Mon Dieu que cette dernière image est laide. Ne pourriez-vous pas être un peu moins naturel, mon ami?

12/08/06 - 02:04

ce disant, vous ne répondez pas sur le fond; et je doute fort que cette discussion nous mène à quelque forme d'amitié que ce soit.

12/08/06 - 02:09

Je prépare une réponse à Fluctuatnecmergitur, qui sera publiée sur son blogue, en commentaire, d'ici une heure ou deux. Peut-être un peu plus. Je disais "mon ami" par pure politesse. Il va de soi que je n'ai pas la moindre envie de me faire un ami de vous!

15/08/06 - 07:53

Quel étrange "conservatisme", trahi par des phrases telles que "la France que nous avons connue". Certes, la France d'aujourd'hui ne ressemble en rien à la France que nous aurions connu si nous étions nés avant la deuxième guerre mondiale, et qui sait, dans quelques siècles, si elle existera encore ? La France que R. Camus a connu, employant un nous de façade qui ne doit pas tromper, n'est pas celle que ma génération a connu non plus. Quel sens y a-t-il à s'en inquiéter ainsi ?

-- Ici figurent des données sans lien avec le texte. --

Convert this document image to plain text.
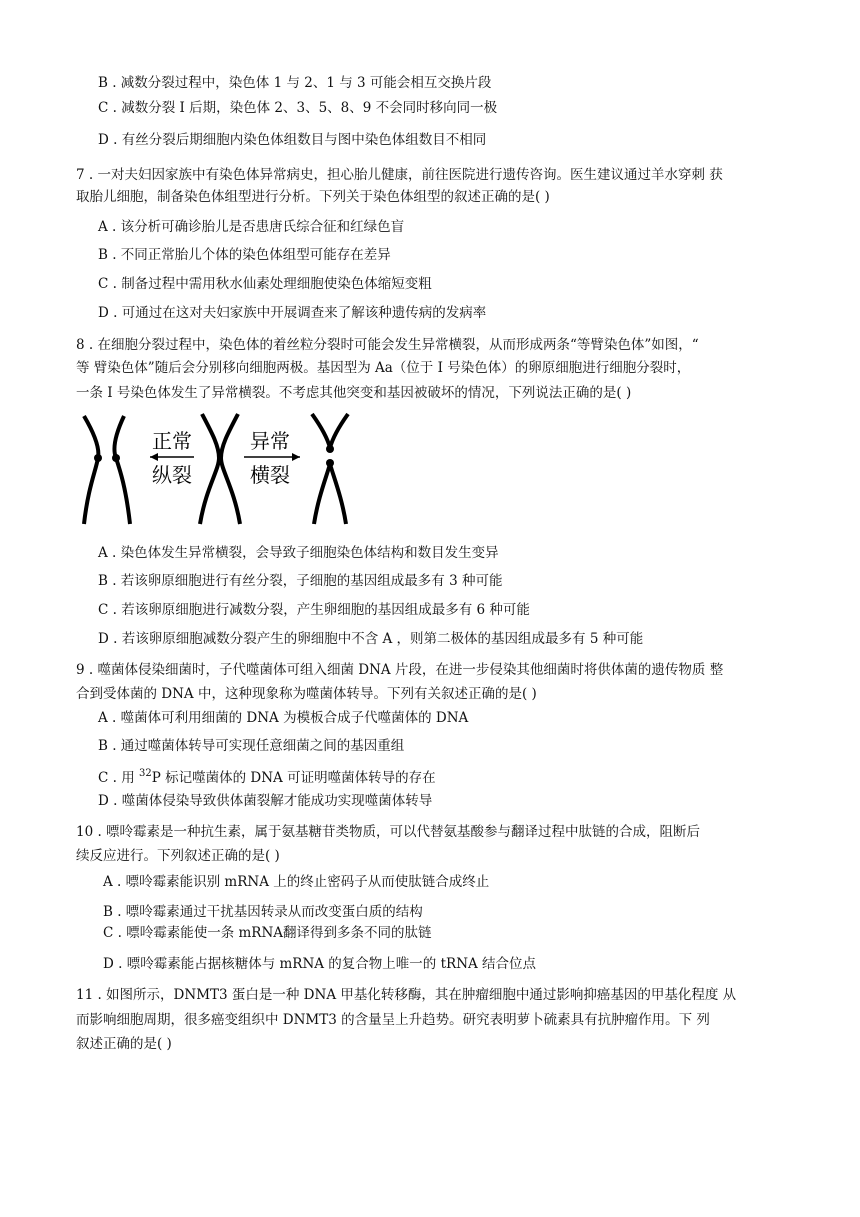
B . 减数分裂过程中，染色体 1 与 2、1 与 3 可能会相互交换片段
C . 减数分裂 I 后期，染色体 2、3、5、8、9 不会同时移向同一极
D . 有丝分裂后期细胞内染色体组数目与图中染色体组数目不相同
7 . 一对夫妇因家族中有染色体异常病史，担心胎儿健康，前往医院进行遗传咨询。医生建议通过羊水穿刺 获
取胎儿细胞，制备染色体组型进行分析。下列关于染色体组型的叙述正确的是( )
A . 该分析可确诊胎儿是否患唐氏综合征和红绿色盲
B . 不同正常胎儿个体的染色体组型可能存在差异
C . 制备过程中需用秋水仙素处理细胞使染色体缩短变粗
D . 可通过在这对夫妇家族中开展调查来了解该种遗传病的发病率
8 . 在细胞分裂过程中，染色体的着丝粒分裂时可能会发生异常横裂，从而形成两条“等臂染色体”如图，“
等 臂染色体”随后会分别移向细胞两极。基因型为 Aa（位于 I 号染色体）的卵原细胞进行细胞分裂时，
一条 I 号染色体发生了异常横裂。不考虑其他突变和基因被破坏的情况，下列说法正确的是( )
正常
纵裂
异常
横裂
A . 染色体发生异常横裂，会导致子细胞染色体结构和数目发生变异
B . 若该卵原细胞进行有丝分裂，子细胞的基因组成最多有 3 种可能
C . 若该卵原细胞进行减数分裂，产生卵细胞的基因组成最多有 6 种可能
D . 若该卵原细胞减数分裂产生的卵细胞中不含 A ，则第二极体的基因组成最多有 5 种可能
9 . 噬菌体侵染细菌时，子代噬菌体可组入细菌 DNA 片段，在进一步侵染其他细菌时将供体菌的遗传物质 整
合到受体菌的 DNA 中，这种现象称为噬菌体转导。下列有关叙述正确的是( )
A . 噬菌体可利用细菌的 DNA 为模板合成子代噬菌体的 DNA
B . 通过噬菌体转导可实现任意细菌之间的基因重组
C . 用 $^{32}$P 标记噬菌体的 DNA 可证明噬菌体转导的存在
D . 噬菌体侵染导致供体菌裂解才能成功实现噬菌体转导
10 . 嘌呤霉素是一种抗生素，属于氨基糖苷类物质，可以代替氨基酸参与翻译过程中肽链的合成，阻断后
续反应进行。下列叙述正确的是( )
A . 嘌呤霉素能识别 mRNA 上的终止密码子从而使肽链合成终止
B . 嘌呤霉素通过干扰基因转录从而改变蛋白质的结构
C . 嘌呤霉素能使一条 mRNA翻译得到多条不同的肽链
D . 嘌呤霉素能占据核糖体与 mRNA 的复合物上唯一的 tRNA 结合位点
11 . 如图所示，DNMT3 蛋白是一种 DNA 甲基化转移酶，其在肿瘤细胞中通过影响抑癌基因的甲基化程度 从
而影响细胞周期，很多癌变组织中 DNMT3 的含量呈上升趋势。研究表明萝卜硫素具有抗肿瘤作用。下 列
叙述正确的是( )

Je dirai pour ma part que la fine malhonnêteté du texte de Camus, et de quelques autres qu'il a pu rédiger par ailleurs, est de tisser avec art l'analyse et le parti pris. Certes, Herminien2 montre en quoi certains éléments de l'analyse sont lacunaires, mais plus fondamentalement, c'est le travail sur l'histoire et le jugement sur l'actualité mélés qui sont si propres à ce style fuyant qui refuse le risque d'une argumentation assumant ses présupposés, c'est à dire qui ne connaît pas le syllogisme. Je reprends la citation : le style, c'est l'homme. Or si les mots sont choisis, la pensée est vague et fuyante.

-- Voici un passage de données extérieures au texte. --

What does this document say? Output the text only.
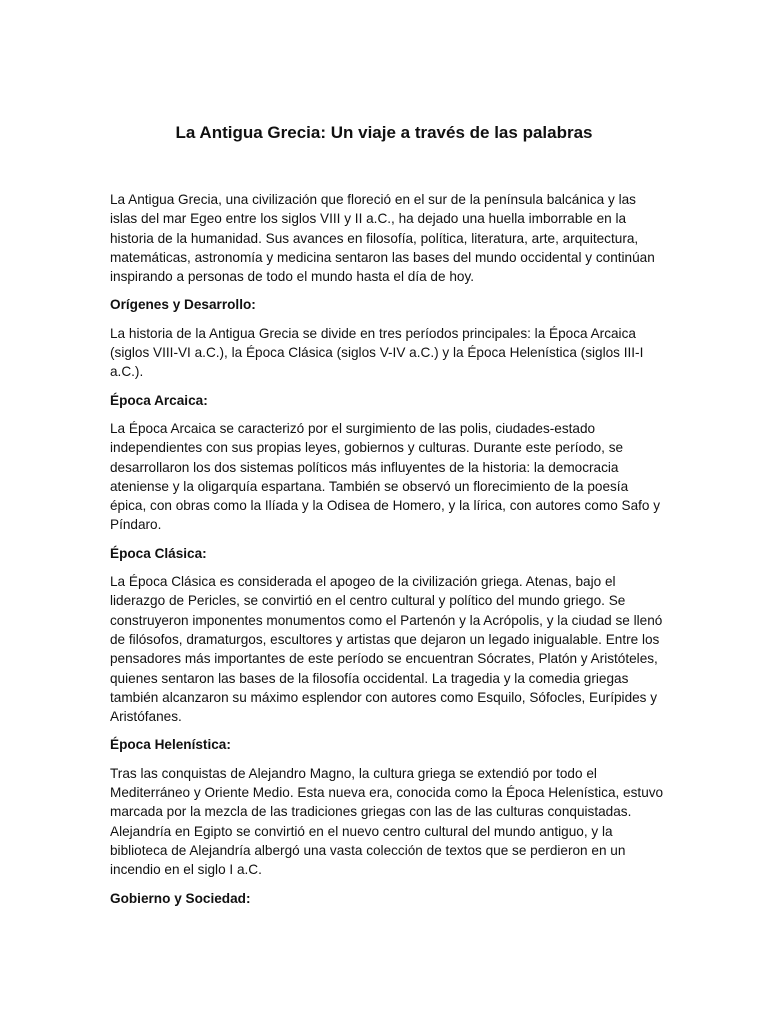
La Antigua Grecia: Un viaje a través de las palabras

La Antigua Grecia, una civilización que floreció en el sur de la península balcánica y las islas del mar Egeo entre los siglos VIII y II a.C., ha dejado una huella imborrable en la historia de la humanidad. Sus avances en filosofía, política, literatura, arte, arquitectura, matemáticas, astronomía y medicina sentaron las bases del mundo occidental y continúan inspirando a personas de todo el mundo hasta el día de hoy.

Orígenes y Desarrollo:

La historia de la Antigua Grecia se divide en tres períodos principales: la Época Arcaica (siglos VIII-VI a.C.), la Época Clásica (siglos V-IV a.C.) y la Época Helenística (siglos III-I a.C.).

Época Arcaica:

La Época Arcaica se caracterizó por el surgimiento de las polis, ciudades-estado independientes con sus propias leyes, gobiernos y culturas. Durante este período, se desarrollaron los dos sistemas políticos más influyentes de la historia: la democracia ateniense y la oligarquía espartana. También se observó un florecimiento de la poesía épica, con obras como la Ilíada y la Odisea de Homero, y la lírica, con autores como Safo y Píndaro.

Época Clásica:

La Época Clásica es considerada el apogeo de la civilización griega. Atenas, bajo el liderazgo de Pericles, se convirtió en el centro cultural y político del mundo griego. Se construyeron imponentes monumentos como el Partenón y la Acrópolis, y la ciudad se llenó de filósofos, dramaturgos, escultores y artistas que dejaron un legado inigualable. Entre los pensadores más importantes de este período se encuentran Sócrates, Platón y Aristóteles, quienes sentaron las bases de la filosofía occidental. La tragedia y la comedia griegas también alcanzaron su máximo esplendor con autores como Esquilo, Sófocles, Eurípides y Aristófanes.

Época Helenística:

Tras las conquistas de Alejandro Magno, la cultura griega se extendió por todo el Mediterráneo y Oriente Medio. Esta nueva era, conocida como la Época Helenística, estuvo marcada por la mezcla de las tradiciones griegas con las de las culturas conquistadas. Alejandría en Egipto se convirtió en el nuevo centro cultural del mundo antiguo, y la biblioteca de Alejandría albergó una vasta colección de textos que se perdieron en un incendio en el siglo I a.C.

Gobierno y Sociedad:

Le présupposé fondamental de Camus, comme de beaucoup, c'est que le changement altère, alors qu'il aime l'identité. J'emploie ce que je crois être son vocabulaire. L'Islam n'est pas la cible particulière de Camus, elle n'en n'est que la cible accidentelle car actuelle. Et il appelle l'histoire à la rescousse, pour dire : nous sombrons. L'histoire des civilisation est celle des naufrages, des altérations, des métissages, des abatârdisations qui nous ont fait être ce que nous sommes, cette idée transitoire que Camus se fait de ce que serait "essentiellement" la France. Nous sombrons, oui : tous ont sombré. Mais pas forcément sous les coups d'un danger islamique, non, nous sommes emportés, comme Rome, Bizance et Ispahan, par le fleuve Héraclitéen de l'histoire qui n'épargne rien ni personne. Chronos dévore encore ses enfants. Si comme le Dieu Hindou de la destruction il se manifeste par des avatars, il y a malhonnêteté à confondre l'essence mortelle des civilisations et la cause accidentelle - qui plus est en l'occurrence putative- de leur disparition nécessaire.

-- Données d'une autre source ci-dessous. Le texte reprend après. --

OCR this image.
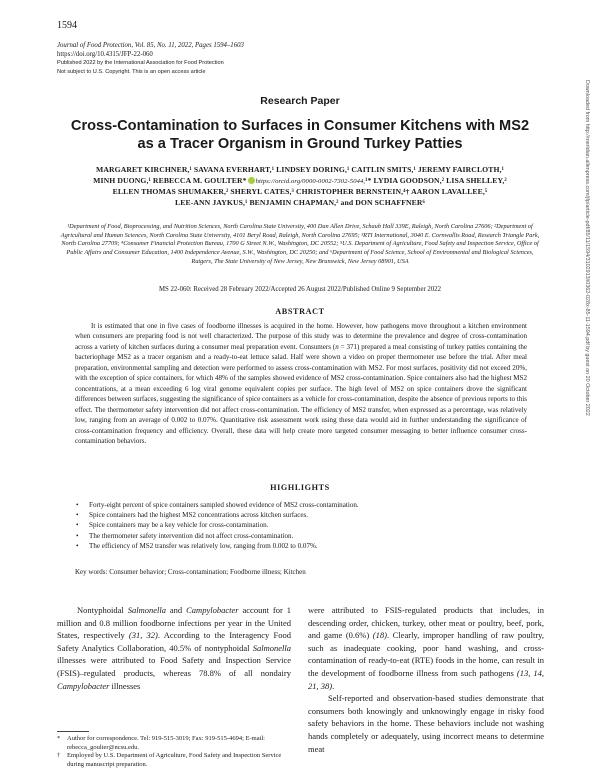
1594
Journal of Food Protection, Vol. 85, No. 11, 2022, Pages 1594–1603
https://doi.org/10.4315/JFP-22-060
Published 2022 by the International Association for Food Protection
Not subject to U.S. Copyright. This is an open access article
Research Paper
Cross-Contamination to Surfaces in Consumer Kitchens with MS2 as a Tracer Organism in Ground Turkey Patties
MARGARET KIRCHNER,¹ SAVANA EVERHART,¹ LINDSEY DORING,¹ CAITLIN SMITS,¹ JEREMY FAIRCLOTH,¹
MINH DUONG,¹ REBECCA M. GOULTER* https://orcid.org/0000-0002-7302-5044,¹* LYDIA GOODSON,² LISA SHELLEY,²
ELLEN THOMAS SHUMAKER,² SHERYL CATES,³ CHRISTOPHER BERNSTEIN,⁴† AARON LAVALLEE,⁵
LEE-ANN JAYKUS,¹ BENJAMIN CHAPMAN,² and DON SCHAFFNER⁶
¹Department of Food, Bioprocessing, and Nutrition Sciences, North Carolina State University, 400 Dan Allen Drive, Schaub Hall 339E, Raleigh, North Carolina 27606; ²Department of Agricultural and Human Sciences, North Carolina State University, 4101 Beryl Road, Raleigh, North Carolina 27695; ³RTI International, 3040 E. Cornwallis Road, Research Triangle Park, North Carolina 27709; ⁴Consumer Financial Protection Bureau, 1700 G Street N.W., Washington, DC 20552; ⁵U.S. Department of Agriculture, Food Safety and Inspection Service, Office of Public Affairs and Consumer Education, 1400 Independence Avenue, S.W., Washington, DC 20250; and ⁶Department of Food Science, School of Environmental and Biological Sciences, Rutgers, The State University of New Jersey, New Brunswick, New Jersey 08901, USA
MS 22-060: Received 28 February 2022/Accepted 26 August 2022/Published Online 9 September 2022
ABSTRACT
It is estimated that one in five cases of foodborne illnesses is acquired in the home. However, how pathogens move throughout a kitchen environment when consumers are preparing food is not well characterized. The purpose of this study was to determine the prevalence and degree of cross-contamination across a variety of kitchen surfaces during a consumer meal preparation event. Consumers (n = 371) prepared a meal consisting of turkey patties containing the bacteriophage MS2 as a tracer organism and a ready-to-eat lettuce salad. Half were shown a video on proper thermometer use before the trial. After meal preparation, environmental sampling and detection were performed to assess cross-contamination with MS2. For most surfaces, positivity did not exceed 20%, with the exception of spice containers, for which 48% of the samples showed evidence of MS2 cross-contamination. Spice containers also had the highest MS2 concentrations, at a mean exceeding 6 log viral genome equivalent copies per surface. The high level of MS2 on spice containers drove the significant differences between surfaces, suggesting the significance of spice containers as a vehicle for cross-contamination, despite the absence of previous reports to this effect. The thermometer safety intervention did not affect cross-contamination. The efficiency of MS2 transfer, when expressed as a percentage, was relatively low, ranging from an average of 0.002 to 0.07%. Quantitative risk assessment work using these data would aid in further understanding the significance of cross-contamination frequency and efficiency. Overall, these data will help create more targeted consumer messaging to better influence consumer cross-contamination behaviors.
HIGHLIGHTS
• Forty-eight percent of spice containers sampled showed evidence of MS2 cross-contamination.
• Spice containers had the highest MS2 concentrations across kitchen surfaces.
• Spice containers may be a key vehicle for cross-contamination.
• The thermometer safety intervention did not affect cross-contamination.
• The efficiency of MS2 transfer was relatively low, ranging from 0.002 to 0.07%.
Key words: Consumer behavior; Cross-contamination; Foodborne illness; Kitchen
Nontyphoidal Salmonella and Campylobacter account for 1 million and 0.8 million foodborne infections per year in the United States, respectively (31, 32). According to the Interagency Food Safety Analytics Collaboration, 40.5% of nontyphoidal Salmonella illnesses were attributed to Food Safety and Inspection Service (FSIS)–regulated products, whereas 78.8% of all nondairy Campylobacter illnesses
were attributed to FSIS-regulated products that includes, in descending order, chicken, turkey, other meat or poultry, beef, pork, and game (0.6%) (18). Clearly, improper handling of raw poultry, such as inadequate cooking, poor hand washing, and cross-contamination of ready-to-eat (RTE) foods in the home, can result in the development of foodborne illness from such pathogens (13, 14, 21, 38).
Self-reported and observation-based studies demonstrate that consumers both knowingly and unknowingly engage in risky food safety behaviors in the home. These behaviors include not washing hands completely or adequately, using incorrect means to determine meat
* Author for correspondence. Tel: 919-515-3019; Fax: 919-515-4694; E-mail: rebecca_goulter@ncsu.edu.
† Employed by U.S. Department of Agriculture, Food Safety and Inspection Service during manuscript preparation.
Downloaded from http://meridian.allenpress.com/jfp/article-pdf/85/11/1594/3102913/i0362-028x-85-11-1594.pdf by guest on 20 October 2022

"L'origine est une raison d'aimer", disait Camus il y a quelques années, mais où place-t-on l'origine ? Comment définit-on les apports respectifs des époques et courants dans ce qui fait l'être actuel d'une personne ? Y a-t-il jamais eu quelque chose comme un être actuel d'une personne, stable et définissable ? L'origine ethnique, sociale, historique, détermine-t-elle si simplement qu'on voudrait nous le faire croire l'origine philosophique (en philosophie, l'origine est ce qui soutient quelque chose dans son être propre) ? Tant de question auxquelles Camus ne répond que par un vague poétique, ressemblant aux brumes qui doivent baigner ses terres au matin.